The compression algorithm uses a 4kB ring buffer for buffering the
uncompressed data. Before compression starts, the ring buffer is
filled with spaces (ASCII character 0x20). The algorithm tries to
find repeated input sequences of a maximum length of 60 bytes. All
256 different input bytes plus the 58 (60 minus a threshold of 2)
possible repeat lengths form a set of 314 symbols. These symbols are
adaptively Huffman encoded. The algorithm starts out with a Huffmann
tree that assigns equal code lengths to each of the 314 symbols
(slightly favoring the repeat symbols over symbols for regular input
characters), but it will be changed whenever the frequency of any of
the symbols changes. Frequency counts are kept in 16bit words until
the total number of compressed codes totals 2^15. Then, all frequency
counts will be halfed (rounding to the bigger number). For unrepeated
characters (symbols 0..255) the Huffman code is written to the output
stream. For repeated characters the Huffmann code, which denotes the
length of the repeated character sequence, is written out and then the
index in the ring buffer is computed. From this index, the algorithm
computes the offset relative to the current index into the ring
buffer. Thus, for typical input data, one would expect that short to
medium range offsets are more frequent than extremely short or medium
range to long range offsets. Thus the 12bit (for a 4kB buffer) offset
value is statically Huffman encoded using a precomputed Huffman tree
that favors those offset values that are deemed to be more
frequent. The Huffman encoded offset is written to the output data
stream, directly following the code that determines the length of
repeated characters.
This algorithm, as implemented in the C example code, looks very good
and its operating parameters are already well optimized. This also
explains why it achieves compression ratios comparable with
"gzip". Depending on the input data, it sometimes excells considerably
beyond what "gzip -9" does, but this phenomenon does not appear to be
typical.
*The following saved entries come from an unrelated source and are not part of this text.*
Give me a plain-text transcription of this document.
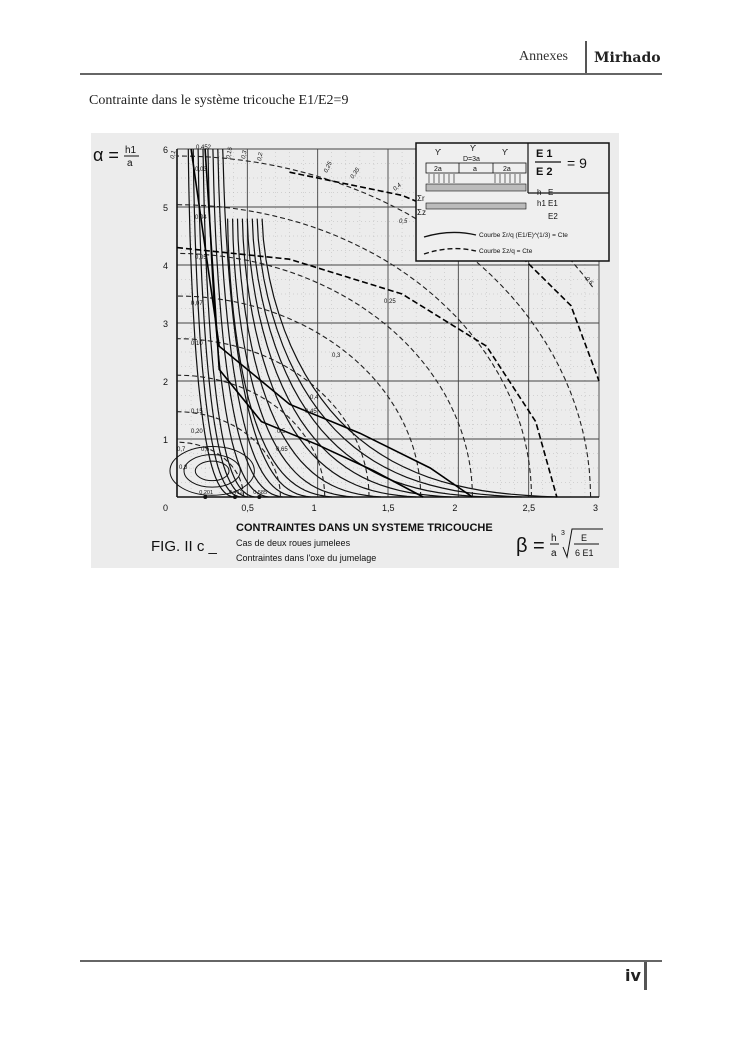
Annexes Mirhado
Contrainte dans le système tricouche E1/E2=9
0	0,5	1	1,5	2	2,5	3
1
2
3
4
5
6
0,201	0,412 0,585
0,452
0,03
0,04
0,05
0,07
0,10
0,15
0,20
0,25
0,3
0,4
0,45
0,5
0,6	0,65
0,7
0,8
0,1	0,15	0,2
0,25
0,3
0,35
0,4
0,5
0,6
α = h1
a
ϒ	ϒ	ϒ
D=3a
2a	a	2a
Σr
Σz
h E
h1 E1
E2
E 1
E 2
= 9
Courbe Σr/q (E1/E)^(1/3) = Cte
Courbe Σz/q = Cte
FIG. II c _
CONTRAINTES DANS UN SYSTEME TRICOUCHE
Cas de deux roues jumelees
Contraintes dans l'oxe du jumelage
β = h
a
3 E
6 E1
iv
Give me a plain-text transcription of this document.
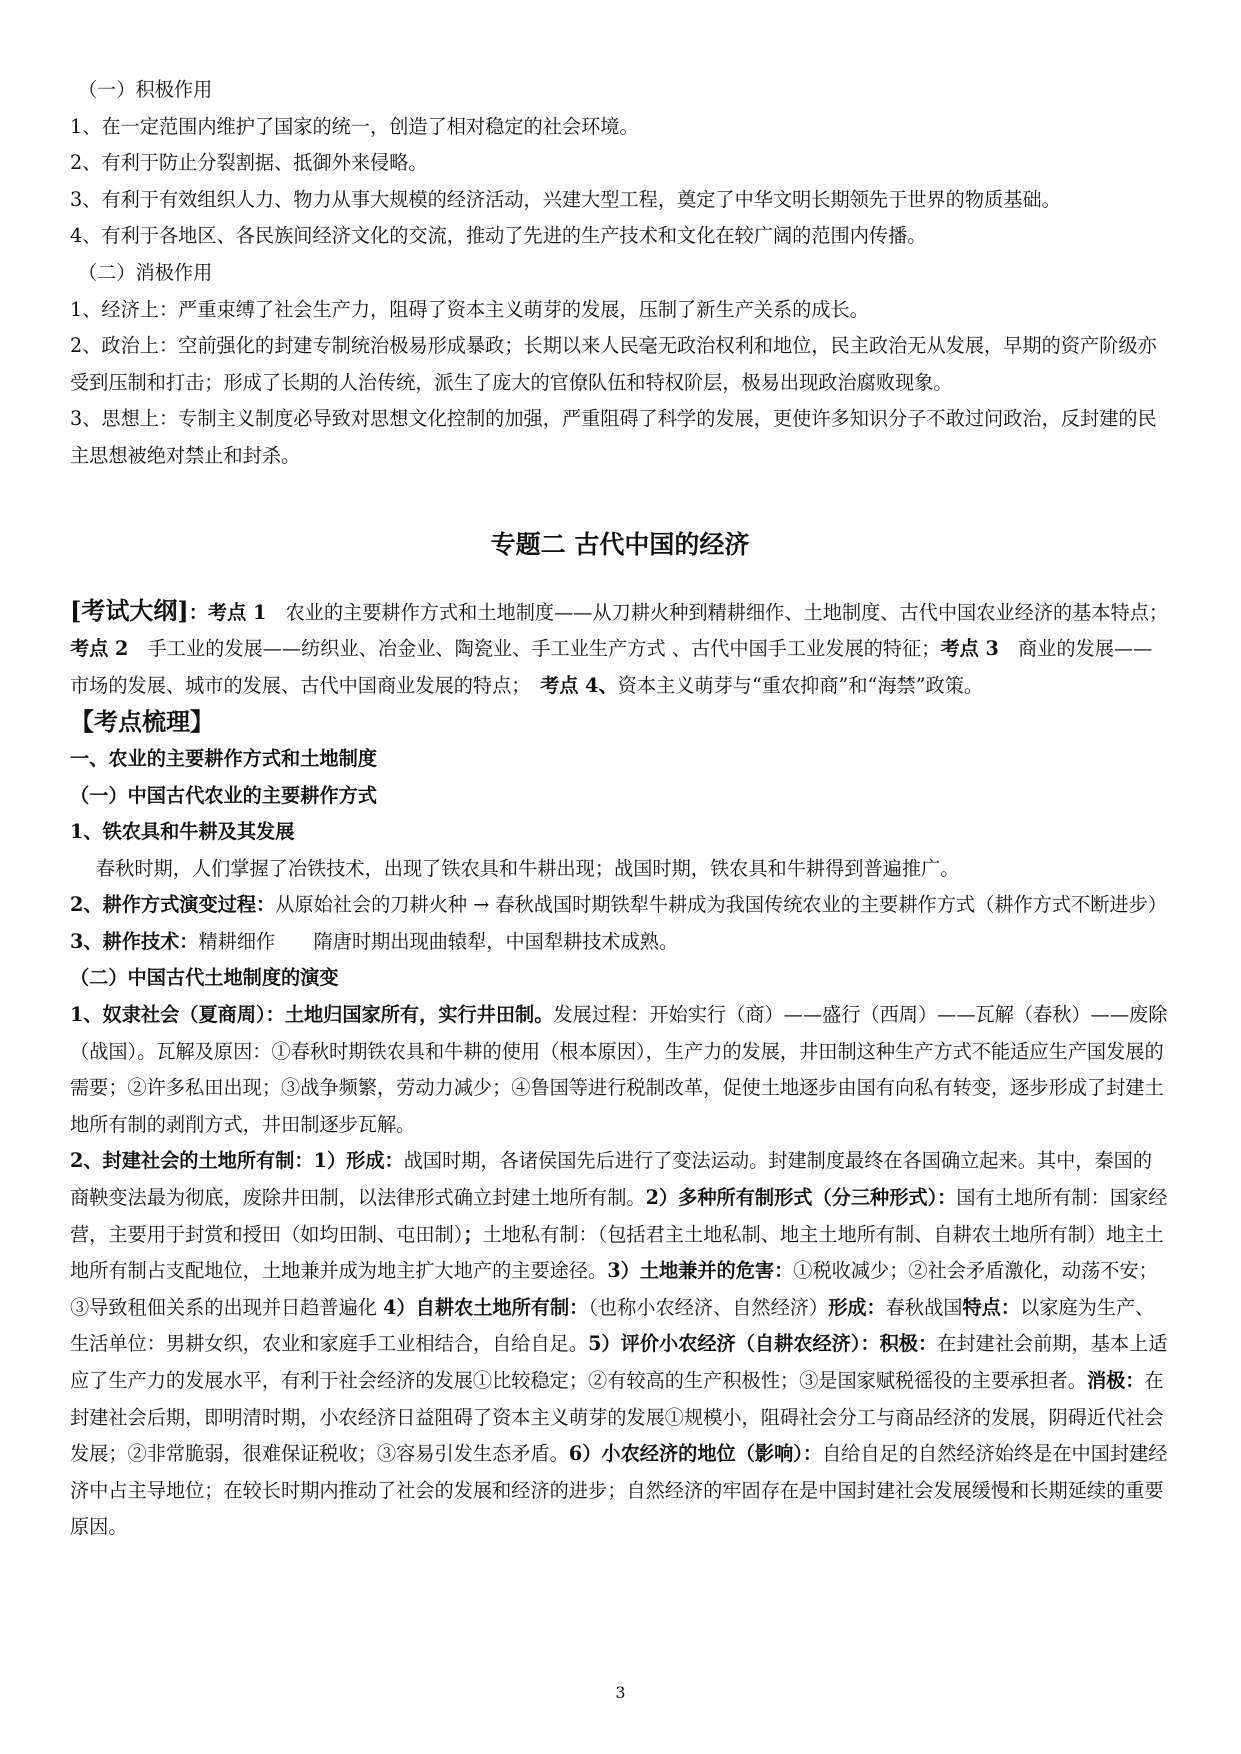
（一）积极作用

1、在一定范围内维护了国家的统一，创造了相对稳定的社会环境。

2、有利于防止分裂割据、抵御外来侵略。

3、有利于有效组织人力、物力从事大规模的经济活动，兴建大型工程，奠定了中华文明长期领先于世界的物质基础。

4、有利于各地区、各民族间经济文化的交流，推动了先进的生产技术和文化在较广阔的范围内传播。

（二）消极作用

1、经济上：严重束缚了社会生产力，阻碍了资本主义萌芽的发展，压制了新生产关系的成长。

2、政治上：空前强化的封建专制统治极易形成暴政；长期以来人民毫无政治权利和地位，民主政治无从发展，早期的资产阶级亦受到压制和打击；形成了长期的人治传统，派生了庞大的官僚队伍和特权阶层，极易出现政治腐败现象。

3、思想上：专制主义制度必导致对思想文化控制的加强，严重阻碍了科学的发展，更使许多知识分子不敢过问政治，反封建的民主思想被绝对禁止和封杀。

专题二 古代中国的经济

[考试大纲]：考点 1　农业的主要耕作方式和土地制度——从刀耕火种到精耕细作、土地制度、古代中国农业经济的基本特点；考点 2　手工业的发展——纺织业、冶金业、陶瓷业、手工业生产方式 、古代中国手工业发展的特征；考点 3　商业的发展——市场的发展、城市的发展、古代中国商业发展的特点；　考点 4、资本主义萌芽与“重农抑商”和“海禁”政策。

【考点梳理】

一、农业的主要耕作方式和土地制度

（一）中国古代农业的主要耕作方式

1、铁农具和牛耕及其发展

春秋时期，人们掌握了冶铁技术，出现了铁农具和牛耕出现；战国时期，铁农具和牛耕得到普遍推广。

2、耕作方式演变过程：从原始社会的刀耕火种 → 春秋战国时期铁犁牛耕成为我国传统农业的主要耕作方式（耕作方式不断进步）

3、耕作技术：精耕细作　　隋唐时期出现曲辕犁，中国犁耕技术成熟。

（二）中国古代土地制度的演变

1、奴隶社会（夏商周）：土地归国家所有，实行井田制。发展过程：开始实行（商）——盛行（西周）——瓦解（春秋）——废除（战国）。瓦解及原因：①春秋时期铁农具和牛耕的使用（根本原因），生产力的发展，井田制这种生产方式不能适应生产国发展的需要；②许多私田出现；③战争频繁，劳动力减少；④鲁国等进行税制改革，促使土地逐步由国有向私有转变，逐步形成了封建土地所有制的剥削方式，井田制逐步瓦解。

2、封建社会的土地所有制：1）形成：战国时期，各诸侯国先后进行了变法运动。封建制度最终在各国确立起来。其中，秦国的商鞅变法最为彻底，废除井田制，以法律形式确立封建土地所有制。2）多种所有制形式（分三种形式）：国有土地所有制：国家经营，主要用于封赏和授田（如均田制、屯田制）；土地私有制：（包括君主土地私制、地主土地所有制、自耕农土地所有制）地主土地所有制占支配地位，土地兼并成为地主扩大地产的主要途径。3）土地兼并的危害：①税收减少；②社会矛盾激化，动荡不安；③导致租佃关系的出现并日趋普遍化 4）自耕农土地所有制：（也称小农经济、自然经济）形成：春秋战国特点：以家庭为生产、生活单位：男耕女织，农业和家庭手工业相结合，自给自足。5）评价小农经济（自耕农经济）：积极：在封建社会前期，基本上适应了生产力的发展水平，有利于社会经济的发展①比较稳定；②有较高的生产积极性；③是国家赋税徭役的主要承担者。消极：在封建社会后期，即明清时期，小农经济日益阻碍了资本主义萌芽的发展①规模小，阻碍社会分工与商品经济的发展，阴碍近代社会发展；②非常脆弱，很难保证税收；③容易引发生态矛盾。6）小农经济的地位（影响）：自给自足的自然经济始终是在中国封建经济中占主导地位；在较长时期内推动了社会的发展和经济的进步；自然经济的牢固存在是中国封建社会发展缓慢和长期延续的重要原因。

3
There are some flaws with the algorithm, such as the limited
buffer sizes, the adaptive Huffman tree which takes very long to
change, if the input characters experience a sudden change in
distribution, and the static Huffman tree for encoding offsets into
the buffer. The slow changes of the adaptive Huffman tree are
partially counteracted by artifically keeping a 16bit precision for
the frequency counts, but this does not come into play until 32kB of
compressed data is output, so it does not have any impact on our use
for "etherboot", because the BOOT Prom does not support uncompressed
data of more then 32kB (c.f. doc/spec.doc).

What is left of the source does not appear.